Anthropic settlement faces judge scrutiny over fees and payouts

A federal judge in San Francisco, U.S. District Judge Araceli Martínez-Olguín, declined to give final approval to a proposed $1.5 billion settlement between Anthropic and a class of authors, seeking more detail on attorney fees and payments to lead plaintiffs, according to reporting by The Next Web and NewsBytes. The proposed deal would cover roughly 480,000 works and, after fees, pay about $3,000 per work, The Next Web reports. Class counsel told the court that claim filings covered over 92% of eligible works, per a claims report filed in April cited at the hearing (The Next Web, NewsBytes). A group of more than 25 authors who opted out filed a separate suit, Law.com reports. Editorial analysis: This pause keeps open a major test case over use of copyrighted books in LLM training and the fairness of large, classwide settlements.
What happened
A federal judge in San Francisco, U.S. District Judge Araceli Martínez-Olguín, declined on May 14 to give final approval to a proposed $1.5 billion settlement between Anthropic and a class of authors, asking for more detailed disclosures on how the fund would be split and on counsel fee requests, according to reporting by The Next Web and NewsBytes. The settlement would cover roughly 480,000 works and, after fees, pay around $3,000 per work, per The Next Web. Class counsel told the court that claims filings covered more than 92% of eligible works, citing a claims report filed in April and an update at the hearing (The Next Web, NewsBytes). The court asked for additional detail on a revised counsel fee request reduced from 15% to 12.5%, approximately $3 million in expenses, an $18.22 million cost reserve, and $50,000 service awards for each of the three lead plaintiffs, per The Next Web.
Technical details
Per court filings and reporting, the underlying litigation alleges Anthropic downloaded more than seven million books from shadow libraries including LibGen and Pirate Library Mirror to train the Claude family of models; former Judge William Alsup earlier found that training on legitimately acquired books was fair use but that retaining a central repository of pirated works raised separate infringement issues (The Next Web, NewsBytes, Mezha). Law360 reported counsel defending the fee request argued the settlement was the "creation of class counsel," a characterization used in oral argument (Law360).
Industry context
Editorial analysis: This proceeding is one of the highest-profile U.S. copyright matters tied to large language model training data and, if approved as written, would be the largest known U.S. copyright settlement. Comparable high-value class settlements typically attract close judicial scrutiny over notice effectiveness, claims rates, and the share of the fund that goes to counsel versus class members; the objections reported here-complaints about insufficient relief, alleged notice gaps for non-English speakers, and allocation rules for group copyright registrations-mirror recurring pain points in mass class settlements (The Next Web, NewsBytes, Law.com).
Context and significance
Editorial analysis: For practitioners, the case matters because judicial handling of fee allocations, notice adequacy, and claim-administration mechanics can set procedural and practical precedents for how copyright holders and AI developers resolve training-data disputes.

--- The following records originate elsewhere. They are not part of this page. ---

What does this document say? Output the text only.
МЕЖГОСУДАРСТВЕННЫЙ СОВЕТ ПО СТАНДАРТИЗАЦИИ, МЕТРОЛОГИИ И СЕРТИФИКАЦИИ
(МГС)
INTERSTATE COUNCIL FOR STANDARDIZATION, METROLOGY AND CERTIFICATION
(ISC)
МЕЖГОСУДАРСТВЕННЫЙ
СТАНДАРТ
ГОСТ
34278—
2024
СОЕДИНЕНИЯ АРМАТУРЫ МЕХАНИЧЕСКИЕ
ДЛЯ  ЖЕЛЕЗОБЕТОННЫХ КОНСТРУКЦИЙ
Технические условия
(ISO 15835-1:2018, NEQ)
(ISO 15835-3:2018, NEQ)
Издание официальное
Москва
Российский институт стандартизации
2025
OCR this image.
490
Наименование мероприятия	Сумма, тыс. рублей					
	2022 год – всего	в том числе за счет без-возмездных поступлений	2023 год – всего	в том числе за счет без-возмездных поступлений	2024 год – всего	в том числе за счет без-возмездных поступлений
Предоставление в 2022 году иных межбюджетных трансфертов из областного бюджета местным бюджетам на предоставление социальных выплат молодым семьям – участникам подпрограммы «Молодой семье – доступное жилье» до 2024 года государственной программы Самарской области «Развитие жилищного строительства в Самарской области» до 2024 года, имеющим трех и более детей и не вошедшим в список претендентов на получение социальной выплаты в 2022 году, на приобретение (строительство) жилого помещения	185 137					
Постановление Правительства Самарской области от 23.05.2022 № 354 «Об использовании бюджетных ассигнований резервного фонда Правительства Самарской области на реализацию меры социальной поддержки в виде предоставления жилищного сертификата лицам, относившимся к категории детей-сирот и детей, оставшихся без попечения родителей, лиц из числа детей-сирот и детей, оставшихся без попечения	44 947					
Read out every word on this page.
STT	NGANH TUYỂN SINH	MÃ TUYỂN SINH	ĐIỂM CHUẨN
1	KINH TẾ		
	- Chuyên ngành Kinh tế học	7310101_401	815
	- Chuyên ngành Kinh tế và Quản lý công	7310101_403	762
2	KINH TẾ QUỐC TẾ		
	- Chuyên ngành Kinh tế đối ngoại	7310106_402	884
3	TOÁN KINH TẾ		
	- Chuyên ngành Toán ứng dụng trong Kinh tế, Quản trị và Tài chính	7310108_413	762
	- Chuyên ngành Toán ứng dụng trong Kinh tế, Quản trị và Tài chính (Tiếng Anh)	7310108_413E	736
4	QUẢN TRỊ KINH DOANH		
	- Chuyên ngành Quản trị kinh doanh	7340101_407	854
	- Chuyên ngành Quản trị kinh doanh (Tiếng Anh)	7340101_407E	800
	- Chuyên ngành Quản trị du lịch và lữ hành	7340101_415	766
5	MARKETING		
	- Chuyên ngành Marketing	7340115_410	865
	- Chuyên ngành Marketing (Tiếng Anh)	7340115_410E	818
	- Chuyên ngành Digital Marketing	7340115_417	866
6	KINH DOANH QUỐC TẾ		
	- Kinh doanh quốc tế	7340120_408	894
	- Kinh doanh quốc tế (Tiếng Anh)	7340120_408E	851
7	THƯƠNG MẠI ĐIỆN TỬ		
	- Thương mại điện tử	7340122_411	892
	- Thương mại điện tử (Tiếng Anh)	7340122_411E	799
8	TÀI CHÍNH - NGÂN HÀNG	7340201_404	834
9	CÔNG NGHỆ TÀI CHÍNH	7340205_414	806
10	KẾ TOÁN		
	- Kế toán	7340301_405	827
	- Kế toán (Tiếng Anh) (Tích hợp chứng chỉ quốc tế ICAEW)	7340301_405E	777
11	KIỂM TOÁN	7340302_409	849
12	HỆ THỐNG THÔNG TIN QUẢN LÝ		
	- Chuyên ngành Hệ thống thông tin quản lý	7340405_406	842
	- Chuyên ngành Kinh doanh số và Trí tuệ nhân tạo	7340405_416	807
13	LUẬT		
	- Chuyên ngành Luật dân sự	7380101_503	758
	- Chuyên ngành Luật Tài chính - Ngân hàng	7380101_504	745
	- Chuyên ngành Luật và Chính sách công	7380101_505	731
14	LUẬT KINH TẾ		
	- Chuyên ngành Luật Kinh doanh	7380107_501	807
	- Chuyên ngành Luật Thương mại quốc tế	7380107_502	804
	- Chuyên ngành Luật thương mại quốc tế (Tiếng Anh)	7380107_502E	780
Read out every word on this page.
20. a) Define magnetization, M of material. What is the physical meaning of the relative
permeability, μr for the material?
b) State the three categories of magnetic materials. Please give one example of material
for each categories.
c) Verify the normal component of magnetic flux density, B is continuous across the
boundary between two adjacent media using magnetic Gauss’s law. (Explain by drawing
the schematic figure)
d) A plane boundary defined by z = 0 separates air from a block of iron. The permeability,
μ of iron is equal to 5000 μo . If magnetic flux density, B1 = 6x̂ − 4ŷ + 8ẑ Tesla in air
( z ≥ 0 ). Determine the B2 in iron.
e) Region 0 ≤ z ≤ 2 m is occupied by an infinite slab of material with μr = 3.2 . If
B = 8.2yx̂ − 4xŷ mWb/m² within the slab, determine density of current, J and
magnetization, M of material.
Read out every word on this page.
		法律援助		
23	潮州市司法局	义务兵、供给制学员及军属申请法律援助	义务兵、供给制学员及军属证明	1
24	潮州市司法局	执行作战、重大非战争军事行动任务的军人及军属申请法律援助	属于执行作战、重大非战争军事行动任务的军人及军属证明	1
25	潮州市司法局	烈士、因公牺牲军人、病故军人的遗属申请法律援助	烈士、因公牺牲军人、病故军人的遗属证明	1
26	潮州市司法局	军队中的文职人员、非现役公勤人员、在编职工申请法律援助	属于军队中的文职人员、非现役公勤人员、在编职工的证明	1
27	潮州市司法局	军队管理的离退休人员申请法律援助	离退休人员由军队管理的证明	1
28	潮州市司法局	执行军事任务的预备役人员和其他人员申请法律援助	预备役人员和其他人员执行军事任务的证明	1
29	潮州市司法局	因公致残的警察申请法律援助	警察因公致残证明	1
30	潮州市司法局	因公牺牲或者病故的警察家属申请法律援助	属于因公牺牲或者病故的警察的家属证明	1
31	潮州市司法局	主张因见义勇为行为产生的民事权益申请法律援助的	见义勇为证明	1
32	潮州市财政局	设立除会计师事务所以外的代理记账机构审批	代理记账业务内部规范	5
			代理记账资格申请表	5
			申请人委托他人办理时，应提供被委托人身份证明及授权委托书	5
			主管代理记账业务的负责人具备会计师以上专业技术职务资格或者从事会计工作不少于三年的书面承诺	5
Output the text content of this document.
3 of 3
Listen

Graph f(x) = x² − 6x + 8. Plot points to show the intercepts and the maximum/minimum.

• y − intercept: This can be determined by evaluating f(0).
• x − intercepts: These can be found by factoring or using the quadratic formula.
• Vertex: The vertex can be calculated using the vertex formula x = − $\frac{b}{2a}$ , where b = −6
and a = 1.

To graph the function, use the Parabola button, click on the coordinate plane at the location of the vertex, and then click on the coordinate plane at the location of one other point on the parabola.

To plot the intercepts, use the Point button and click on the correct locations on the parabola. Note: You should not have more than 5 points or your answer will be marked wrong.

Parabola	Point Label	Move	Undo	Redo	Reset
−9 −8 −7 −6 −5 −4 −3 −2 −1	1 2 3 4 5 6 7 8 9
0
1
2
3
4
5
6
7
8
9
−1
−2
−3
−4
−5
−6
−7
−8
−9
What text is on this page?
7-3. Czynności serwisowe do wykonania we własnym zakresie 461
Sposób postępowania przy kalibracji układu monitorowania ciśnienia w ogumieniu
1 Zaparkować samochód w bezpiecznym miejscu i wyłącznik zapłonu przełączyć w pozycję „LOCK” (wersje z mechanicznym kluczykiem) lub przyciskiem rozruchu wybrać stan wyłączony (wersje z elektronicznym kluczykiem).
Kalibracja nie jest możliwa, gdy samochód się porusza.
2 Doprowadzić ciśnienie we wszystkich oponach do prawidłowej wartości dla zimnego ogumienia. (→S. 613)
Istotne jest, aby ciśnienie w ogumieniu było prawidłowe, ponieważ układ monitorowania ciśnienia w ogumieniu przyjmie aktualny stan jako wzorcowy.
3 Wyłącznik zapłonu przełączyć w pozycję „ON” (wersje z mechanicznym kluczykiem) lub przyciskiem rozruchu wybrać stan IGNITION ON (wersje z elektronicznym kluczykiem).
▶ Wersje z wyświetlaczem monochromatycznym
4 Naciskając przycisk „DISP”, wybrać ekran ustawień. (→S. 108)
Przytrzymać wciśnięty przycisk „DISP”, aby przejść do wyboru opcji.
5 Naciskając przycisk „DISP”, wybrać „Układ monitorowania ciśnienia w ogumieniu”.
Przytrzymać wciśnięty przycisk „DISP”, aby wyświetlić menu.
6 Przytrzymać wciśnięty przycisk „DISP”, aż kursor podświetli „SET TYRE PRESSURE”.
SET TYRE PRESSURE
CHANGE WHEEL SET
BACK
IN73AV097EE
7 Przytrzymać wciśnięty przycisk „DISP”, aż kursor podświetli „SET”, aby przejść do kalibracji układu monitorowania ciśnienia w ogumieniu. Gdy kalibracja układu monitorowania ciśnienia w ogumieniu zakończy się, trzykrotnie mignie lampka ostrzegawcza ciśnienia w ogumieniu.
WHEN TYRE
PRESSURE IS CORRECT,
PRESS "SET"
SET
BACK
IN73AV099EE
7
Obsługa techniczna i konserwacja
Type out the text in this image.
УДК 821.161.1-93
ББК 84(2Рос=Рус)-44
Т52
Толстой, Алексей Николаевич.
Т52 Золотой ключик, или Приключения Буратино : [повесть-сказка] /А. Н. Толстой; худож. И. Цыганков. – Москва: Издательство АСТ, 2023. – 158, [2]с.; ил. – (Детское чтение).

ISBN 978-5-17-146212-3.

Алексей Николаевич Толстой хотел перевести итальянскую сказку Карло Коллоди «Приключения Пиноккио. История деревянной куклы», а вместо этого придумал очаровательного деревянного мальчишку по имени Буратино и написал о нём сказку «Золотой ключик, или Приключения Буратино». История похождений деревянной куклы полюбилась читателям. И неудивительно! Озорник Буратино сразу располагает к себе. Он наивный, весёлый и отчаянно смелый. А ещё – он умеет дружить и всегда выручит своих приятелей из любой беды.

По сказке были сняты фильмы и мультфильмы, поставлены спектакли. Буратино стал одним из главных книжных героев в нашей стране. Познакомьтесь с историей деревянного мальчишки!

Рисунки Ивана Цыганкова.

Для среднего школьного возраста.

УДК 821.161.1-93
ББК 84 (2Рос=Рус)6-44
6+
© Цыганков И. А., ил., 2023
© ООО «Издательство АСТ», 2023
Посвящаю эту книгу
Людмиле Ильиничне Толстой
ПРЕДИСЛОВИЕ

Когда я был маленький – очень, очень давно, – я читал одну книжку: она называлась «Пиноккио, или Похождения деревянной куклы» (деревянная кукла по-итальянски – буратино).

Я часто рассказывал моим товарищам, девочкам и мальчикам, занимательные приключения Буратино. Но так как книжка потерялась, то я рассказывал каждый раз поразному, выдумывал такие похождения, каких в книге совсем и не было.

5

Separate reporting shows a contingent of authors, including novelist Dave Eggers and others, opted out and filed a new suit challenging Anthropic, underscoring that parallel litigation could continue even if a class settlement moves forward (Law.com). Observed patterns in similar cases suggest that judges will demand clear, itemized disclosures before approving any settlement that resolves large numbers of individual copyright claims.
What to watch
Editorial analysis: Observers should track the court-ordered supplemental disclosures on fee calculations and service awards; the judge's eventual written order will indicate whether the court views the notice program and the allocation rules as adequate. Also watch the separate opt-out suits for distinct legal theories or requests for jury trials that could produce precedential damage rulings. Finally, monitor whether the parties revise the settlement mechanics in response to objections from authors who say the notice was late or not provided in Spanish, as reported (The Next Web, NewsBytes, Law.com).
Scoring Rationale
This is a high-profile legal test around copyrighted books used to train LLMs; judicial review of fee splits and notice could shape settlement norms and practitioner risk calculations.